Following up my post below, in reading today’s NY Times description of the disagreement between general Taguba and Stephen Cambone yesterday at the hearings, I was reminded of something. First, here’s the relevant excerpt from the Times:
[Taguba] told the Senate Armed Services Committee that it had been against the Army’s doctrine for another Army general to recommend last summer that military guards ‘set the conditions’ to help Army intelligence officers extract information from prisoners. He also said an order last November from the top American officer in Iraq effectively put the prison guards under the command of the intelligence unit there. But the civilian official, Stephen A. Cambone, the under secretary of defense for intelligence, contradicted the general. He said that the military police and the military intelligence unit at the prison needed to work closely to gain as much intelligence as possible from Iraqi prisoners to prevent attacks against American soldiers. Mr.

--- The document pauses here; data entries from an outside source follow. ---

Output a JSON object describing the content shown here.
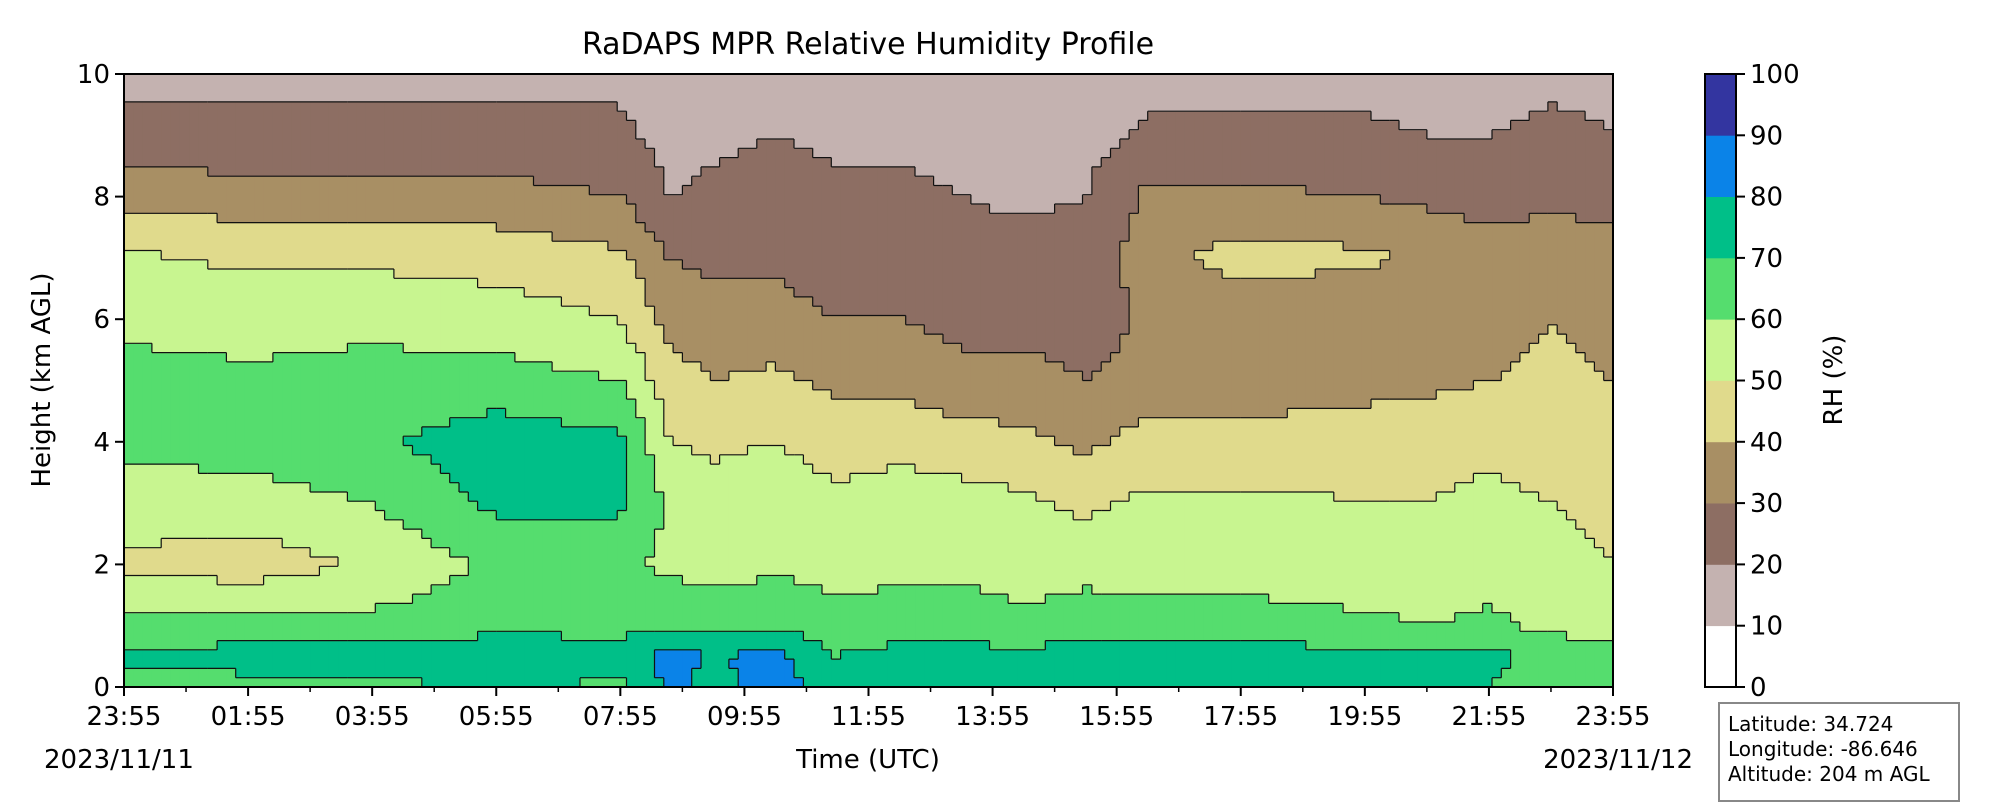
{
  "chart_data": {
    "type": "heatmap",
    "subtype": "filled-contour",
    "title": "RaDAPS MPR Relative Humidity Profile",
    "xlabel": "Time (UTC)",
    "ylabel": "Height (km AGL)",
    "x_tick_labels": [
      "23:55",
      "01:55",
      "03:55",
      "05:55",
      "07:55",
      "09:55",
      "11:55",
      "13:55",
      "15:55",
      "17:55",
      "19:55",
      "21:55",
      "23:55"
    ],
    "x_range_hours": [
      0,
      24
    ],
    "start_date": "2023/11/11",
    "end_date": "2023/11/12",
    "ylim": [
      0,
      10
    ],
    "y_ticks": [
      0,
      2,
      4,
      6,
      8,
      10
    ],
    "colorbar": {
      "label": "RH (%)",
      "levels": [
        0,
        10,
        20,
        30,
        40,
        50,
        60,
        70,
        80,
        90,
        100
      ],
      "colors": [
        "#ffffff",
        "#c4b2b0",
        "#8d6e63",
        "#a88f64",
        "#e0da8c",
        "#c8f590",
        "#55dd6e",
        "#00bf88",
        "#0a83e8",
        "#3335a0"
      ]
    },
    "rh_profile_hours": [
      0,
      2,
      4,
      6,
      8,
      8.8,
      9.5,
      10.5,
      11.5,
      12.5,
      13.5,
      14.5,
      15.5,
      16.5,
      18,
      20,
      21,
      22,
      23,
      24
    ],
    "rh_profile_heights_km": [
      0,
      0.5,
      1,
      2,
      3,
      4,
      5,
      6,
      7,
      8,
      9,
      10
    ],
    "rh_profile_values": [
      [
        65,
        72,
        64,
        48,
        56,
        62,
        64,
        57,
        52,
        36,
        23,
        18
      ],
      [
        67,
        74,
        64,
        44,
        56,
        64,
        62,
        56,
        48,
        35,
        22,
        18
      ],
      [
        68,
        74,
        63,
        52,
        60,
        68,
        64,
        57,
        48,
        35,
        22,
        18
      ],
      [
        70,
        80,
        66,
        62,
        72,
        76,
        64,
        55,
        46,
        34,
        22,
        18
      ],
      [
        68,
        76,
        66,
        62,
        72,
        72,
        60,
        50,
        42,
        30,
        22,
        18
      ],
      [
        82,
        84,
        68,
        58,
        58,
        50,
        44,
        36,
        30,
        20,
        16,
        14
      ],
      [
        76,
        80,
        66,
        56,
        54,
        48,
        40,
        34,
        28,
        22,
        18,
        15
      ],
      [
        86,
        82,
        68,
        58,
        56,
        50,
        42,
        34,
        28,
        24,
        20,
        16
      ],
      [
        72,
        70,
        64,
        56,
        52,
        46,
        38,
        30,
        24,
        22,
        18,
        16
      ],
      [
        78,
        74,
        64,
        58,
        56,
        46,
        38,
        30,
        26,
        22,
        18,
        16
      ],
      [
        80,
        76,
        64,
        58,
        54,
        44,
        34,
        26,
        22,
        20,
        17,
        15
      ],
      [
        76,
        72,
        62,
        56,
        52,
        42,
        34,
        26,
        22,
        19,
        16,
        14
      ],
      [
        80,
        76,
        66,
        56,
        48,
        38,
        30,
        24,
        22,
        20,
        16,
        14
      ],
      [
        72,
        74,
        64,
        56,
        52,
        44,
        34,
        32,
        36,
        32,
        22,
        16
      ],
      [
        72,
        74,
        64,
        56,
        52,
        44,
        34,
        32,
        44,
        32,
        22,
        16
      ],
      [
        72,
        74,
        62,
        54,
        50,
        46,
        36,
        32,
        42,
        30,
        22,
        16
      ],
      [
        70,
        72,
        60,
        54,
        50,
        46,
        38,
        34,
        38,
        28,
        20,
        16
      ],
      [
        70,
        74,
        62,
        56,
        52,
        48,
        40,
        36,
        34,
        26,
        20,
        16
      ],
      [
        64,
        66,
        58,
        52,
        50,
        46,
        42,
        40,
        36,
        28,
        22,
        18
      ],
      [
        60,
        62,
        56,
        50,
        48,
        44,
        40,
        38,
        34,
        26,
        20,
        18
      ]
    ]
  },
  "location": {
    "latitude": "Latitude: 34.724",
    "longitude": "Longitude: -86.646",
    "altitude": "Altitude: 204 m AGL"
  }
}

Cambone also said that General Taguba misinterpreted the November order, which he said only put the intelligence unit in charge of the prison facility, not of the military police guards.
Many of you will recall the following passage from Time Magazine last July:
Meeting last month at a sweltering U.S. base outside Doha, Qatar, with his top Iraq commanders, President Bush skipped quickly past the niceties and went straight to his chief political obsession: Where are the weapons of mass destruction? Turning to his Baghdad proconsul, Paul Bremer, Bush asked, ‘Are you in charge of finding WMD?’ Bremer said no, he was not. Bush then put the same question to his military commander, General Tommy Franks. But Franks said it wasn’t his job either. A little exasperated, Bush asked, So who is in charge of finding WMD? After aides conferred for a moment, someone volunteered the name of Stephen Cambone, a littleknown deputy to Donald Rumsfeld, back in Washington. Pause. ‘Who?’ Bush asked.

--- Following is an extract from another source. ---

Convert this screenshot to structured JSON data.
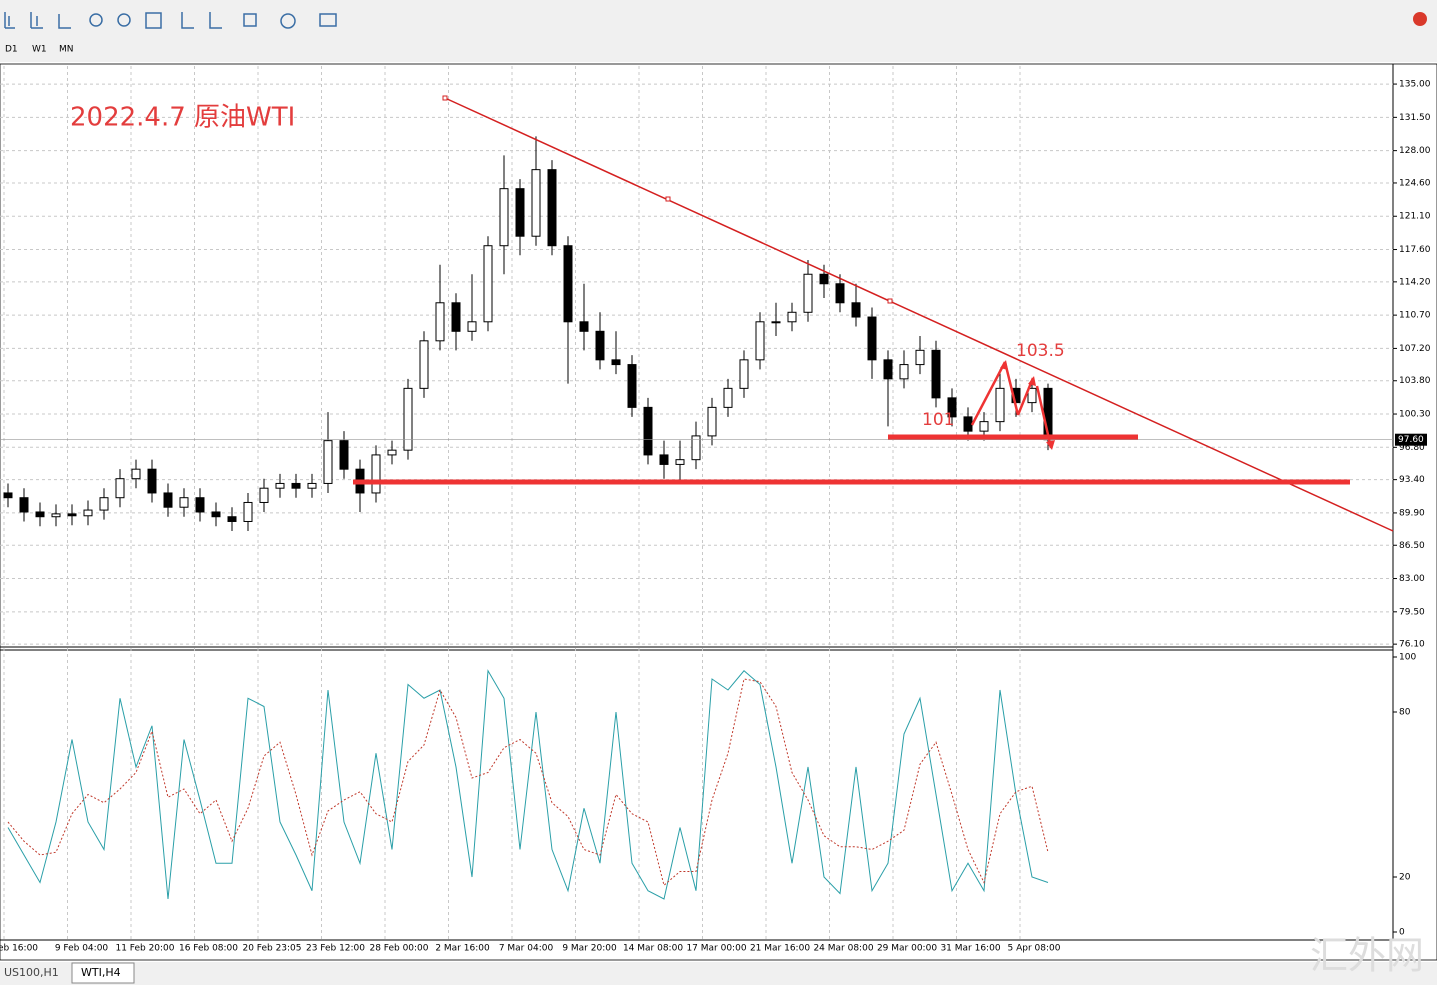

This is pure speculation, but it is worth looking into what those interrogators were after in Abu Ghraib. Cambone framed it yesterday as “trying to prevent attacks against American soldiers.,” which, I supose, you could interpret in a number of ways. But, if the focus was finding the non-existent WMD, then you’d have to ask whether the man whose “chief political obsession” was finding them gave the order to take off the gloves.